Flagstaff Unified School District has scored a major grant to boost science education and eventually build a state-of-the art space flight simulator expected to draw thousands of school children from around northern Arizona.
The $500,000 grant allows FUSD to send students on field trips to the Challenger Space Center in Peoria, which also features a space shuttle simulator and education hub; train teachers to deliver a comparable program locally; and let students practice “E-missions” online at school.
Although it doesn’t fully fund the construction of the “Challenger Space Center North,” it does build momentum for FUSD to form partnerships with other local educational and science agencies to erect Flagstaff’s version of the simulator.
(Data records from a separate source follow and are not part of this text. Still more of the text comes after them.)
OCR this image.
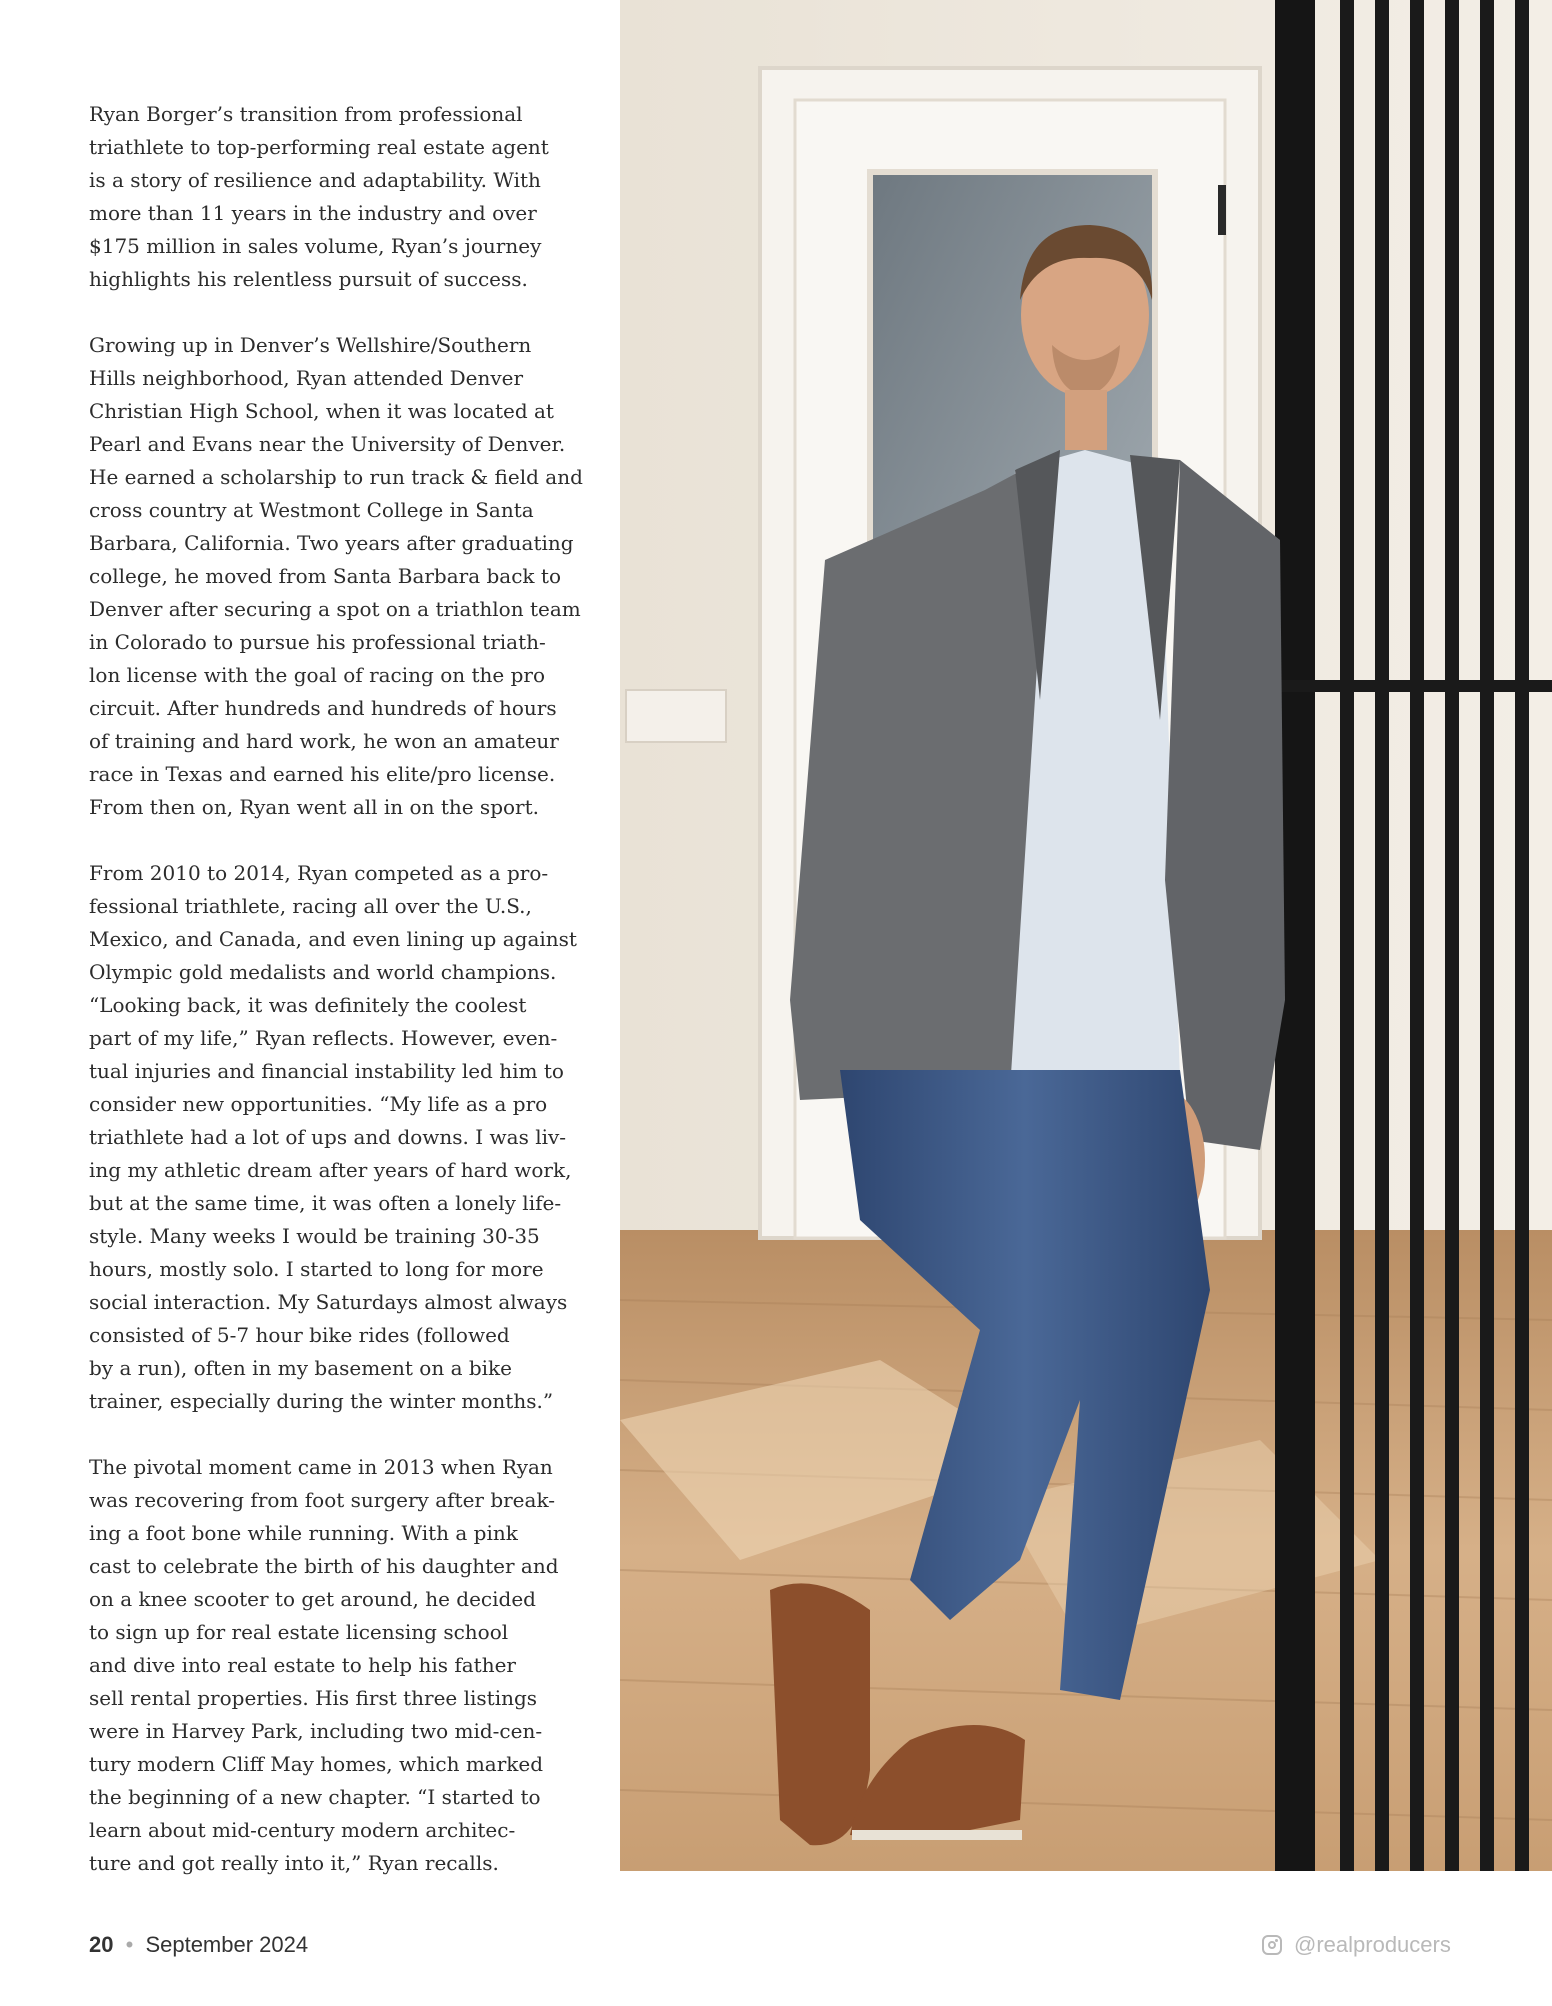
Ryan Borger’s transition from professional
triathlete to top-performing real estate agent
is a story of resilience and adaptability. With
more than 11 years in the industry and over
$175 million in sales volume, Ryan’s journey
highlights his relentless pursuit of success.

Growing up in Denver’s Wellshire/Southern
Hills neighborhood, Ryan attended Denver
Christian High School, when it was located at
Pearl and Evans near the University of Denver.
He earned a scholarship to run track & field and
cross country at Westmont College in Santa
Barbara, California. Two years after graduating
college, he moved from Santa Barbara back to
Denver after securing a spot on a triathlon team
in Colorado to pursue his professional triath-
lon license with the goal of racing on the pro
circuit. After hundreds and hundreds of hours
of training and hard work, he won an amateur
race in Texas and earned his elite/pro license.
From then on, Ryan went all in on the sport.

From 2010 to 2014, Ryan competed as a pro-
fessional triathlete, racing all over the U.S.,
Mexico, and Canada, and even lining up against
Olympic gold medalists and world champions.
“Looking back, it was definitely the coolest
part of my life,” Ryan reflects. However, even-
tual injuries and financial instability led him to
consider new opportunities. “My life as a pro
triathlete had a lot of ups and downs. I was liv-
ing my athletic dream after years of hard work,
but at the same time, it was often a lonely life-
style. Many weeks I would be training 30-35
hours, mostly solo. I started to long for more
social interaction. My Saturdays almost always
consisted of 5-7 hour bike rides (followed
by a run), often in my basement on a bike
trainer, especially during the winter months.”

The pivotal moment came in 2013 when Ryan
was recovering from foot surgery after break-
ing a foot bone while running. With a pink
cast to celebrate the birth of his daughter and
on a knee scooter to get around, he decided
to sign up for real estate licensing school
and dive into real estate to help his father
sell rental properties. His first three listings
were in Harvey Park, including two mid-cen-
tury modern Cliff May homes, which marked
the beginning of a new chapter. “I started to
learn about mid-century modern architec-
ture and got really into it,” Ryan recalls.

20 • September 2024	@realproducers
The monies are awarded by the Arizona State Board of Education by way of the nonprofit Science Foundation Arizona.
Challenger Space Center North will house a simulator that will let students specifically in grades 5 through 8 experience a “mission” to the moon, Mars, or a comet. It will also provide other hands-on “STEM” — science, technology, engineering and math — lessons for students in grades K-12 and professional development for teachers, and be open to students from surrounding districts such as Williams and Page and schools on the Navajo and Hopi reservations.
Darcy Renfro, executive director of Science Foundation Arizona-STEM, said $2.5 million in competitive grants were awarded to six schools or districts around the state for innovative math or science-centered programming. Flagstaff’s award was one of the biggest. The organization received 28 applications.
FUSD Superintendent Kevin Brown said science allows Arizona to expand on its traditional “Five Cs” of commerce: cattle, citrus, climate, copper and cotton. “Now, we have Challenger, a sixth C, to help with that,” he said.
Local auto dealer Lavelle McCoy, who is active with Science Foundation Arizona and the Governor’s P-20 educational task force, strongly supports the learning hub. “My passion and my mantra has been to see that our education here in Arizona is world-class,” he said. “Education is a journey, not a destination. I think we all understand that concept, that principle, but it has to start somewhere.”
And so it will start here, he said, with help from established experts at Lowell Observatory, the U.S. Geological Survey, Northern Arizona University and Coconino Community College, and the K-12 education community. “We are so rich that we can’t help but succeed if we will take that step and try and go forward,” McCoy said.
Local architect Ryan Smith and builder Tim Kinney teamed to draw up a proposed housing for the simulator in the former pool house at Mount Elden Middle School. However, Brown said the learning center might instead be built on the grounds of Lowell Observatory, where officials have expressed interest in partnering with the schools on the project.